実施形態2に係る保持面の検査方法は、評価用被加工物220を保持したチャックテーブル10を回転軸112回りに回転させずに研削し、実施形態1と同様に、評価用の研削溝230を評価用被加工物220に形成するので、研削溝230の底の研削残し部231の厚さ232を測定するだけで、保持面11を実際に測定せずに保持面11の形状評価が出来、保持面11の形状を容易に測定することができるという効果を奏する。
また、実施形態2に係る保持面の検査方法は、保持面修正ステップ1010を備えるので、研削後の被加工物200の厚さのばらつきを抑制できるように修正された保持面11の形状を測定することとなり、保持面11の回転軸112の傾き120を調整する手間を抑制することができる。
また、実施形態2に係る保持面の検査方法は、研削溝形成ステップ1002では、保持面修正ステップ1010において保持面11を研削した研削ホイール21を使用するので、研削溝230の底の研削残し部231の厚さ232を測定することで、保持面11を実際に測定せずに保持面11の形状評価を確実にすることができる。
なお、本発明は上記実施形態に限定されるものではない。
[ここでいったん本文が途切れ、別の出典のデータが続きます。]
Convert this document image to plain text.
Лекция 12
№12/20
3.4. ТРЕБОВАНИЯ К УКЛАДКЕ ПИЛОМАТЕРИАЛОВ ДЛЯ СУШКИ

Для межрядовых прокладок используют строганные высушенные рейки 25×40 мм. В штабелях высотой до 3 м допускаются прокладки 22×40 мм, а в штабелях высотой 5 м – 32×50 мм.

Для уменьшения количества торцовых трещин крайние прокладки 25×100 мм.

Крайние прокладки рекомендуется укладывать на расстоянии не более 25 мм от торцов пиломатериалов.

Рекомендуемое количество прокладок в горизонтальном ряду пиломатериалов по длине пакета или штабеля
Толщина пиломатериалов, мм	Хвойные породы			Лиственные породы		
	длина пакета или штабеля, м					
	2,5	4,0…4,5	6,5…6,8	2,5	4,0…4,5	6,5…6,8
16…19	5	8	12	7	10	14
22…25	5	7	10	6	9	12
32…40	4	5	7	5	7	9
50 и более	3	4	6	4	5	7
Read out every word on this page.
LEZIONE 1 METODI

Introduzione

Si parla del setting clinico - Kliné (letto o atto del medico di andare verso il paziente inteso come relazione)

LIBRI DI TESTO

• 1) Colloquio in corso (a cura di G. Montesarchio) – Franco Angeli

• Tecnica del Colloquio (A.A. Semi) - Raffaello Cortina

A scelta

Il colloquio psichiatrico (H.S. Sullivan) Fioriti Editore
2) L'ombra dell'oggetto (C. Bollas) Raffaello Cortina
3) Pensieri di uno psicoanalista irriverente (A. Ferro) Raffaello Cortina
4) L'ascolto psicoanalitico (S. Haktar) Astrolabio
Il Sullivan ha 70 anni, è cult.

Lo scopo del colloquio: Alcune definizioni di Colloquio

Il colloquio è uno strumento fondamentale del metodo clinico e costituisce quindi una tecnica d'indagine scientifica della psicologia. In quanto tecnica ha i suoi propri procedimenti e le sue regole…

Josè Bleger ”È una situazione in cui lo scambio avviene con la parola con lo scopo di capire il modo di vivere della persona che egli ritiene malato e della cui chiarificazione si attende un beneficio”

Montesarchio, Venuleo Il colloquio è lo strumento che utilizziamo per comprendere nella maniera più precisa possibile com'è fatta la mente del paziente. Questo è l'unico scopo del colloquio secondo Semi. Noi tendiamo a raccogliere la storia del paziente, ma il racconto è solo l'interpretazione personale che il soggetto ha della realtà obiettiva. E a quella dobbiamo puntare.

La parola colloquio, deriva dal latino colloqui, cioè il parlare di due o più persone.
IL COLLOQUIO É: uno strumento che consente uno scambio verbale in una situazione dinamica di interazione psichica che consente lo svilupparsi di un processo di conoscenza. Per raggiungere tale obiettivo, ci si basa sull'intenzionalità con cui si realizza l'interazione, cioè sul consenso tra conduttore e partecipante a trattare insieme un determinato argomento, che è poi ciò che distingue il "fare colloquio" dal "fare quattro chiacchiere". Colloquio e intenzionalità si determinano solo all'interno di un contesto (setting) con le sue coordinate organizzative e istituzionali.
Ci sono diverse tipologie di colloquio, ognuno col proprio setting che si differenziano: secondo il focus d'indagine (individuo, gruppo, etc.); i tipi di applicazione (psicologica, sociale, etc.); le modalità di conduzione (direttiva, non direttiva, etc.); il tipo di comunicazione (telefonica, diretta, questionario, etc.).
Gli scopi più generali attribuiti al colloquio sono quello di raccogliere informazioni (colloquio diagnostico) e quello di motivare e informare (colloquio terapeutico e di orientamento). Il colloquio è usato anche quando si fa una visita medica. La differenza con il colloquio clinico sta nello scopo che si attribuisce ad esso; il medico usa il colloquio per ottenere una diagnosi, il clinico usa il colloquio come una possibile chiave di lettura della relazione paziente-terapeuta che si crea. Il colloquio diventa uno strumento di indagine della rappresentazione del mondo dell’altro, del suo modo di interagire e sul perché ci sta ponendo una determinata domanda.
即ち、本発明の骨子を逸脱しない範囲で種々変形して実施することができる。本発明では、保持面11の加工領域114は、研削砥石25の下面と平行でなくても良く、例えば、外縁113から中心111に向かうにしたがって保持面11の研削砥石25の下面との距離が徐々に増加しても良い。また、本発明では、評価用被加工物220の厚さが一様である場合、保持面形状算出ステップ1003において、研削残し部231の厚さ232を測定する代わりに、研削溝230の深さを測定しても良い。また、本発明では、図7、図8及び図9などに示したチャックテーブル10とスピンドル22の回転軸112,221の傾き120の関係に対し、スピンドル22及びチャックテーブル10の回転方向が反対になる場合がある。これは、評価用被加工物220を研削する場合だけでなく、デバイス204のある被加工物200を研削する場合も同様である。
1 研削装置
10 チャックテーブル
11 保持面
20 研削ユニット
21 研削ホイール
22 スピンドル
25 研削砥石
30 研削送りユニット
40 傾き調整ユニット
111 中心(回転中心)
112 回転軸
120 傾き
200 被加工物
220 評価用被加工物
221 回転軸
224,225 周縁部
230 研削溝
231 研削残し部
232 厚さ
1001 評価用被加工物保持ステップ
1002 研削溝形成ステップ
1003 保持面形状算出ステップ
1004 判定ステップ
1010 保持面修正ステップ

Claims (3)

  1. 被加工物を保持面で保持し回転可能なチャックテーブルと、研削砥石が環状に配された研削ホイールを先端に装着し回転可能な研削ユニットと、該チャックテーブルに向かって研削ユニットを移動させる研削送りユニットと、該チャックテーブルの回転軸と該研削ユニットの回転軸の傾きを相対的に調整する傾き調整ユニットと、を備え、被加工物をインフィード研削する研削装置において、円錐状の該チャックテーブルの保持面の形状を検査する保持面の検査方法であって、
    該チャックテーブルの該保持面で評価用被加工物を保持する評価用被加工物保持ステップと、
    該チャックテーブルの回転を停止した状態で該評価用被加工物を該研削ホイールで研削し、該チャックテーブルの回転中心を通る該研削砥石の移動軌跡に沿った円弧状の研削溝を該評価用被加工物に形成する研削溝形成ステップと、
    該研削溝に対応した研削残し部の厚さを複数の位置で測定し、円錐状の該保持面の形状を算出する保持面形状算出ステップと、
    算出された該保持面の形状が、許容範囲内か否かを判定する判定ステップと、
    を備える保持面の検査方法。
  2. 該研削溝形成ステップでは、該研削砥石が切り込む該評価用被加工物の周縁部から、該チャックテーブルの回転中心を通り、該研削砥石が切り抜ける該評価用被加工物の周縁部まで続く該研削溝を形成する請求項1に記載の保持面の検査方法。
  3. 評価用被加工物保持ステップの前に、該チャックテーブルを回転させながら該保持面を該研削ホイールで研削する保持面修正ステップを備え、
    該研削溝形成ステップでは、該保持面を研削した該研削ホイールを使用し、修正された該保持面の形状を検査する請求項1または請求項2に記載の保持面の検査方法。